Given the fact that the history of phenomenology reveals multifarious approaches to the animal, and thus we are not dealing with one phenomenology of animality, but with a plurality of phenomenologies, one should perhaps attempt to identify a common core or at least central factors that give coherence and unity to this field.
If the phenomenological approach must by definition be carried out in the first person, focusing in a strictly descriptive way on what is given and on what shows itself, and if, furthermore, its paramount task is that of uncovering both the structure of subjective experience and the constitutive structures of the described phenomena, then the same requirements have to be applied to the question of the animal and the diverse experiences we have with animals.
Thus, first, the phase of phenomenological reduction requires a preliminary bracketing of all scientific or philosophical theories about animals in general; in other words, phenomenology should attempt to disregard from the beginning any traditional understanding of the animal that may divert or blur the phenomenological sight.

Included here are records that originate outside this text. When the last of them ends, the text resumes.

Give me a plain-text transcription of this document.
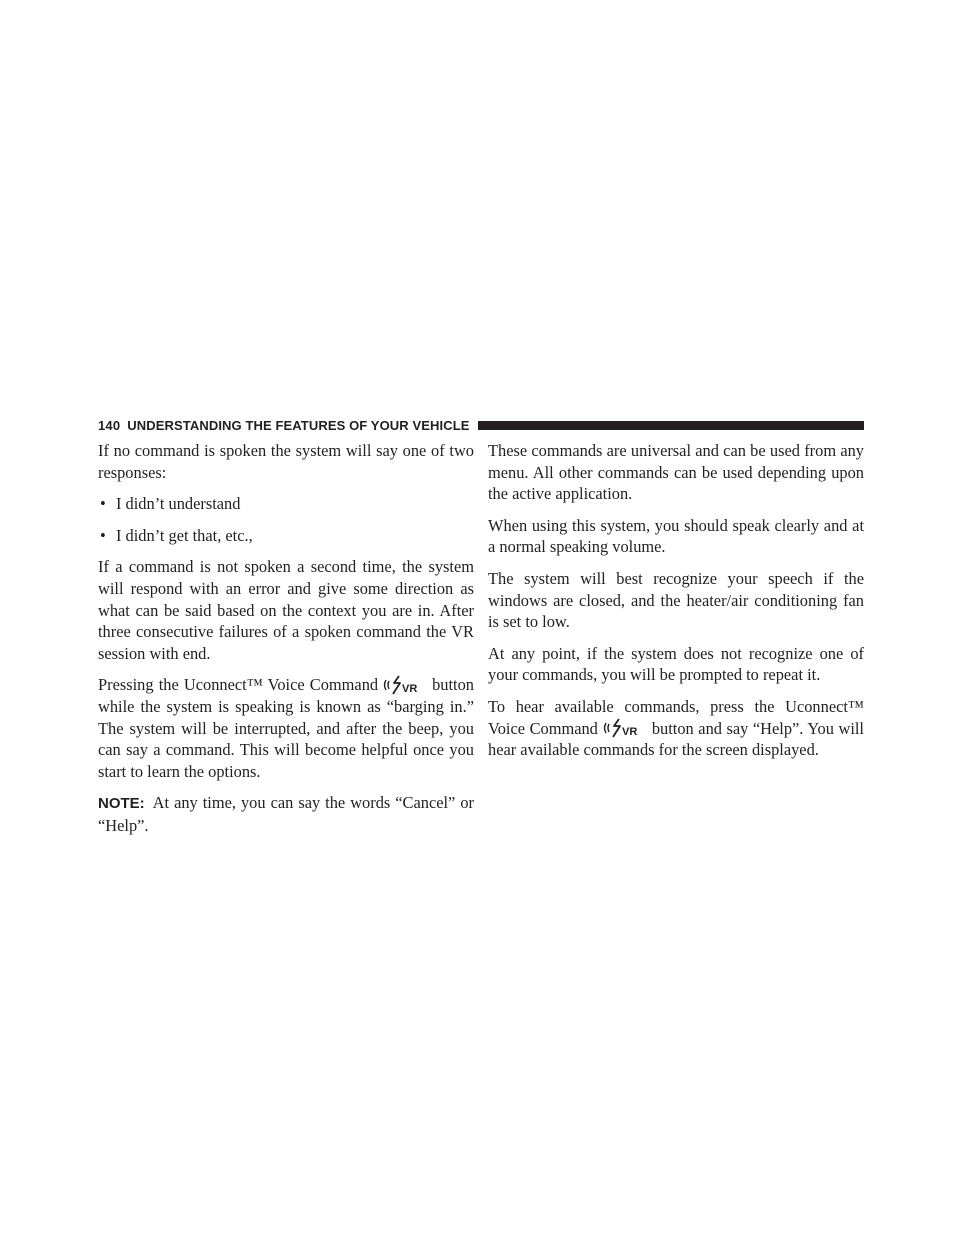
140 UNDERSTANDING THE FEATURES OF YOUR VEHICLE

If no command is spoken the system will say one of two responses:

• I didn’t understand
• I didn’t get that, etc.,

If a command is not spoken a second time, the system will respond with an error and give some direction as what can be said based on the context you are in. After three consecutive failures of a spoken command the VR session with end.

Pressing the Uconnect™ Voice Command VR button while the system is speaking is known as “barging in.” The system will be interrupted, and after the beep, you can say a command. This will become helpful once you start to learn the options.

NOTE: At any time, you can say the words “Cancel” or “Help”.

These commands are universal and can be used from any menu. All other commands can be used depending upon the active application.

When using this system, you should speak clearly and at a normal speaking volume.

The system will best recognize your speech if the windows are closed, and the heater/air conditioning fan is set to low.

At any point, if the system does not recognize one of your commands, you will be prompted to repeat it.

To hear available commands, press the Uconnect™ Voice Command VR button and say “Help”. You will hear available commands for the screen displayed.
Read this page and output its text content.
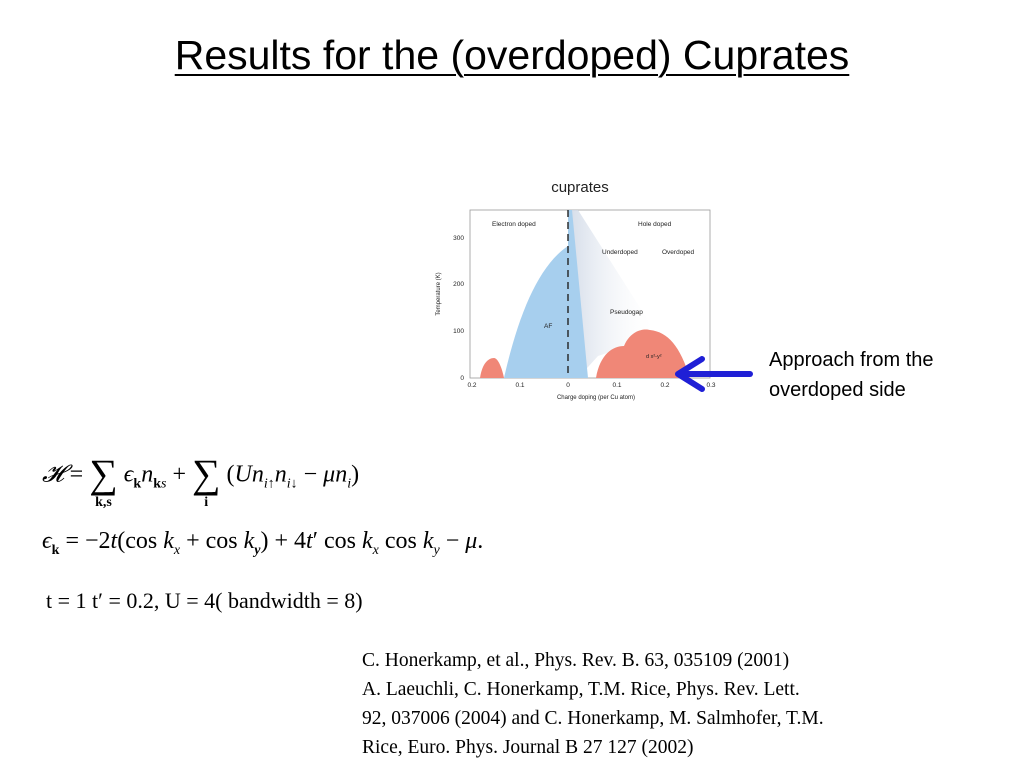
Results for the (overdoped) Cuprates
cuprates
Electron doped	Hole doped
Underdoped	Overdoped
Pseudogap
AF
d x²-y²
300
200
100
0
Temperature (K)
0.2	0.1	0	0.1	0.2	0.3
Charge doping (per Cu atom)
Approach from the
overdoped side
𝓗 = ∑
k,s
$\epsilon_kn_{ks}$ + ∑
i
$(Un_{i↑}n_{i↓} - \mu n_i)$
$\epsilon_k = -2t(\cos$ $k_x + \cos k_y) + 4t'$ $\cos k_x$ $\cos k_y - \mu$.
t = 1 t′ = 0.2, U = 4( bandwidth = 8)
C. Honerkamp, et al., Phys. Rev. B. 63, 035109 (2001)
A. Laeuchli, C. Honerkamp, T.M. Rice, Phys. Rev. Lett.
92, 037006 (2004) and C. Honerkamp, M. Salmhofer, T.M.
Rice, Euro. Phys. Journal B 27 127 (2002)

Second, as an essentially methodical approach, phenomenology raises the question regarding the conditions of access to the being of the animal or to the animal world; from this perspective, it constantly produces a critical discourse highlighting the limits of empathy and the risks of transfer meaning from the human to the animal sphere.
Third, phenomenology starts from everyday experience of and with animals, and investigates the concrete ways these are given to us in our world of factical life, avoiding any artificial construct such as a laboratory setting.
And finally, in virtue of its originally eidetic character, phenomenology focuses on the question of the essence of the animal, the problem of the animality, and the essential structures relating the human and the animal spheres of experience.